The Disparate Impacts of Speculative Decoding
Jameson Sandler, Ahmet Üstün, Marco Romanelli, Sara Hooker, Ferdinando Fioretto
TL;DR
The paper analyzes speculative decoding in large language models and shows that speed-ups are uneven across tasks and languages due to drafter-verifier misalignment, formalizing this unfairness with a cross-entropy–based metric and variational bounds. It demonstrates a strong link between drafter task-fitness and acceleration, predicting slower speed-ups for under-fit or underrepresented tasks. The authors propose stochastic corrective drafter finetuning (s-CDF) to mitigate disparities by updating only the drafter, achieving an average 12% improvement in the fairness metric and reduced speed-up variance across model pairs.
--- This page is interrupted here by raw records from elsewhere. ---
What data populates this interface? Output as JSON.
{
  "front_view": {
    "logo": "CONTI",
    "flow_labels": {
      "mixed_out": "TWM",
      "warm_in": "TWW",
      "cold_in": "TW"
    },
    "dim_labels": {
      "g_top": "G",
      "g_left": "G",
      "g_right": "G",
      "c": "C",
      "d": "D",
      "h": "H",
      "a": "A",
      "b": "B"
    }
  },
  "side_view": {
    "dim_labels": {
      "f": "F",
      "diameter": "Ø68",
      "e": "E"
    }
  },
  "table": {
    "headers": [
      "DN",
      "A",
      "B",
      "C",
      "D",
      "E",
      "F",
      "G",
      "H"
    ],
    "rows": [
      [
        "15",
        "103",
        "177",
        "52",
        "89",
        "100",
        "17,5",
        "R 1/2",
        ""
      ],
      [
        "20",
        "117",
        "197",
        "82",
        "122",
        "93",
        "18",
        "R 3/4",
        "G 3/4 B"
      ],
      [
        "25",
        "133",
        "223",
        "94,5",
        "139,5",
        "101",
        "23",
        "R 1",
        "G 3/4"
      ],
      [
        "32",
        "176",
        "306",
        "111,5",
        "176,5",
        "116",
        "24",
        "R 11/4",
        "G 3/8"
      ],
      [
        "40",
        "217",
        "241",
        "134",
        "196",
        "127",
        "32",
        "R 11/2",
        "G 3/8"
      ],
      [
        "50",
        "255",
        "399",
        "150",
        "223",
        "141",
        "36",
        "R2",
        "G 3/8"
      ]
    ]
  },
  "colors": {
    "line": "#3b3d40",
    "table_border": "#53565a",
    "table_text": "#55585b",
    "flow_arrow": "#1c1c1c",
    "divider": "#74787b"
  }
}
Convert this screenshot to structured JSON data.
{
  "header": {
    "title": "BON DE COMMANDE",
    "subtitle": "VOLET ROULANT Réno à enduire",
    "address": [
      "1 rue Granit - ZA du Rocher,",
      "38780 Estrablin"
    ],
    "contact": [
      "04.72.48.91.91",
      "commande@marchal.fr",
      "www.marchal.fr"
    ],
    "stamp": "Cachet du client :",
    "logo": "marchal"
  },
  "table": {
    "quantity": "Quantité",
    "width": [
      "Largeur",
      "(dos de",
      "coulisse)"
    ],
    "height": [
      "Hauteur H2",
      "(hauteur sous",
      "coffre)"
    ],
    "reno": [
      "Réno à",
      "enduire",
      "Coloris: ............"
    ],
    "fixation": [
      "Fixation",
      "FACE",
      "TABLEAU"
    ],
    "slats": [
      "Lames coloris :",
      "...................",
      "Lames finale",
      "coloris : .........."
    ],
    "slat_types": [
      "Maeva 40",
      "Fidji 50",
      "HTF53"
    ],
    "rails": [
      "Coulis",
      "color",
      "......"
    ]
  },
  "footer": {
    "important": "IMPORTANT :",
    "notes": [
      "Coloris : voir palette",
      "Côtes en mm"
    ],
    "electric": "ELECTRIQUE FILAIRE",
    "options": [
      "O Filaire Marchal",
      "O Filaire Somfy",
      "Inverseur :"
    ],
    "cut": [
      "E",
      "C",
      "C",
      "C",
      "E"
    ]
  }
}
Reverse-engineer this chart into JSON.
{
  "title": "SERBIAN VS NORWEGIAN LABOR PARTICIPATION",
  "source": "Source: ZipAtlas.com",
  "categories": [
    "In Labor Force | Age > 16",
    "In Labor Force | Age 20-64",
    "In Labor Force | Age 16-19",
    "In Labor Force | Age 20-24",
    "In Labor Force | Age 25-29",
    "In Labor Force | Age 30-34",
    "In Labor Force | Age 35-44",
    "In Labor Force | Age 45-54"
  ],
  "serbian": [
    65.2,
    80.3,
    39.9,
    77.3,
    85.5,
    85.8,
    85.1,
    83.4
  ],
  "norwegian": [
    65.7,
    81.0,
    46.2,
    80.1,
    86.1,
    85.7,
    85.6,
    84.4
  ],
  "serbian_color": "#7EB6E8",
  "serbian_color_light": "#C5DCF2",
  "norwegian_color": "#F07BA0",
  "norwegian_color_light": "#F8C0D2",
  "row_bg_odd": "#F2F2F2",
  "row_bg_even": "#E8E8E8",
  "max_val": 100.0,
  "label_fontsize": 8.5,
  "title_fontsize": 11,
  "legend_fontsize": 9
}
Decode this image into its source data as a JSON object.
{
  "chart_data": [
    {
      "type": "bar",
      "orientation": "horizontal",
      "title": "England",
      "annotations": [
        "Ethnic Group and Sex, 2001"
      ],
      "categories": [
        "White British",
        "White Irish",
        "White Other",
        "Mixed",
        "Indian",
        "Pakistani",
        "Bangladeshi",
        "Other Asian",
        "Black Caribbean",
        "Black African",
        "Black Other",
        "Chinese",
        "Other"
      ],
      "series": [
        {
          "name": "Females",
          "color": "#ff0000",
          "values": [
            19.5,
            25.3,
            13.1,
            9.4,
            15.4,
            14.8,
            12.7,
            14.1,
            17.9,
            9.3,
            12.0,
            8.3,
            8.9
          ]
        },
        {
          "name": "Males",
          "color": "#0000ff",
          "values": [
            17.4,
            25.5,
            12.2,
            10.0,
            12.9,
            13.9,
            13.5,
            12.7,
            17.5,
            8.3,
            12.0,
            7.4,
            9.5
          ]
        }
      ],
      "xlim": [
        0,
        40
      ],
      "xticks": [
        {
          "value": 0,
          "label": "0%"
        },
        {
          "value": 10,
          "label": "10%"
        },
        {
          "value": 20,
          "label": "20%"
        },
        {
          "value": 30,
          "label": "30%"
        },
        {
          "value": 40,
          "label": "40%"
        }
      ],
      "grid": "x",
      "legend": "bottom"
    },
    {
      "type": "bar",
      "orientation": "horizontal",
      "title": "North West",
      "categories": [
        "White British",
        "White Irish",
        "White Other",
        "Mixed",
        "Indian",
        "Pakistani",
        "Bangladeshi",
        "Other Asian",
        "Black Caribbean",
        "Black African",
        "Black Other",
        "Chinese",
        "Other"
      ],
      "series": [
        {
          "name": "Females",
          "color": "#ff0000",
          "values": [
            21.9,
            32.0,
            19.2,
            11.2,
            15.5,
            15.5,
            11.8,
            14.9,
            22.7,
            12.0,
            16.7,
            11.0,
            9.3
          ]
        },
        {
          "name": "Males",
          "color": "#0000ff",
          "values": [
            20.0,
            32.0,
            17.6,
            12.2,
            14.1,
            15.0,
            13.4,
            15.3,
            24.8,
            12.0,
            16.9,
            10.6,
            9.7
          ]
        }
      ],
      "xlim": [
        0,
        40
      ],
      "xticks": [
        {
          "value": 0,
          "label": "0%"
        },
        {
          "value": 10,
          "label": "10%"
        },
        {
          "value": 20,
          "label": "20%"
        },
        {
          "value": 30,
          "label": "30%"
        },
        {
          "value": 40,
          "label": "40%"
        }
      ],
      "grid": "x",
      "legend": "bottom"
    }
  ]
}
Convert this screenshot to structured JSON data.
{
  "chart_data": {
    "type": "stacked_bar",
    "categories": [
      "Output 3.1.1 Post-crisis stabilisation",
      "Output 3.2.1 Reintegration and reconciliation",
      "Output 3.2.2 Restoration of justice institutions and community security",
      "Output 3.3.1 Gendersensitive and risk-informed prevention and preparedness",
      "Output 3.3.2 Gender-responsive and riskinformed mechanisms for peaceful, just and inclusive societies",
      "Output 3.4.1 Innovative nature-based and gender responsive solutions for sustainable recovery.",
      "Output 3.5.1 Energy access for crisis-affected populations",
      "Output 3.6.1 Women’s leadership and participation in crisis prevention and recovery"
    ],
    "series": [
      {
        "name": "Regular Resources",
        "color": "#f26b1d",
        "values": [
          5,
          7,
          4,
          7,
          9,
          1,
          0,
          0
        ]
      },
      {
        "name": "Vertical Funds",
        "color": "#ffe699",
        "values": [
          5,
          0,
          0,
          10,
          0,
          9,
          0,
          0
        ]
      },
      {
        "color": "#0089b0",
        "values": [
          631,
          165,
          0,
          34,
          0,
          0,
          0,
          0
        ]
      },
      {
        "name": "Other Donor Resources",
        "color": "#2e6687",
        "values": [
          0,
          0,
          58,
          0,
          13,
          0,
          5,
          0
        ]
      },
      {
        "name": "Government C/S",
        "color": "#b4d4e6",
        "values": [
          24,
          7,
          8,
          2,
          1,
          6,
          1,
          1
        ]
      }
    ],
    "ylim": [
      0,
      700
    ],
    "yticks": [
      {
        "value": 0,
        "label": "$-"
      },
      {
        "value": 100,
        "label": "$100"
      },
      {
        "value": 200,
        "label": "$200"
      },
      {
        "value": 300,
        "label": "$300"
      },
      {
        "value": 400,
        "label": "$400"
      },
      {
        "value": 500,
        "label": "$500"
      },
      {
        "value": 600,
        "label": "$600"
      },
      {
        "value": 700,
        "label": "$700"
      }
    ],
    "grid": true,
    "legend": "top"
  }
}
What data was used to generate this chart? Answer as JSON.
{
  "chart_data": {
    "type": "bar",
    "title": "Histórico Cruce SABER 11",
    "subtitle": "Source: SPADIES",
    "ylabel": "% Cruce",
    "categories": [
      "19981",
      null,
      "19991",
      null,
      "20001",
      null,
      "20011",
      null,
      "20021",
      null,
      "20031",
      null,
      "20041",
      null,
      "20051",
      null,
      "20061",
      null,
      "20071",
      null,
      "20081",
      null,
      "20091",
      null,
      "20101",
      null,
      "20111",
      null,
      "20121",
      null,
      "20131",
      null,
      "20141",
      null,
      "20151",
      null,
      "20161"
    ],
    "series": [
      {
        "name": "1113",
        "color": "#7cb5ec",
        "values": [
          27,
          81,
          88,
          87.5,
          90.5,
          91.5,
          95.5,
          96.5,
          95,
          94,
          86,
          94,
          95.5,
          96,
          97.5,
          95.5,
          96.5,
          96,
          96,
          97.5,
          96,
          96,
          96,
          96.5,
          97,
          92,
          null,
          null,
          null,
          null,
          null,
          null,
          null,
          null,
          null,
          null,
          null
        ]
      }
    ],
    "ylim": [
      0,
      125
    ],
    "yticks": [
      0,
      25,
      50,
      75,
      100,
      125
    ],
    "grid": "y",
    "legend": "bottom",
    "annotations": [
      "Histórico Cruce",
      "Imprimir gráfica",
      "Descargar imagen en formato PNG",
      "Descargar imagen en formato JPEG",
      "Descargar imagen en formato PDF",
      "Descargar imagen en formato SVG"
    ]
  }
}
The work provides theoretical and empirical support for acceleration parity as a practical objective, along with a scalable mitigation method that preserves verifier behavior for fair multilingual deployment.
Abstract
The practice of speculative decoding, whereby inference is probabilistically supported by a smaller, cheaper, ``drafter'' model, has become a standard technique for systematically reducing the decoding time of large language models. This paper conducts an analysis of speculative decoding through the lens of its potential disparate speed-up rates across tasks. Crucially, the paper shows that speed-up gained from speculative decoding is not uniformly distributed across tasks, consistently diminishing for under-fit, and often underrepresented tasks. To better understand this phenomenon, we derive an analysis to quantify this observed ``unfairness'' and draw attention to the factors that motivate such disparate speed-ups to emerge. Further, guided by these insights, the paper proposes a mitigation strategy designed to reduce speed-up disparities and validates the approach across several model pairs, revealing on average a 12% improvement in our fairness metric.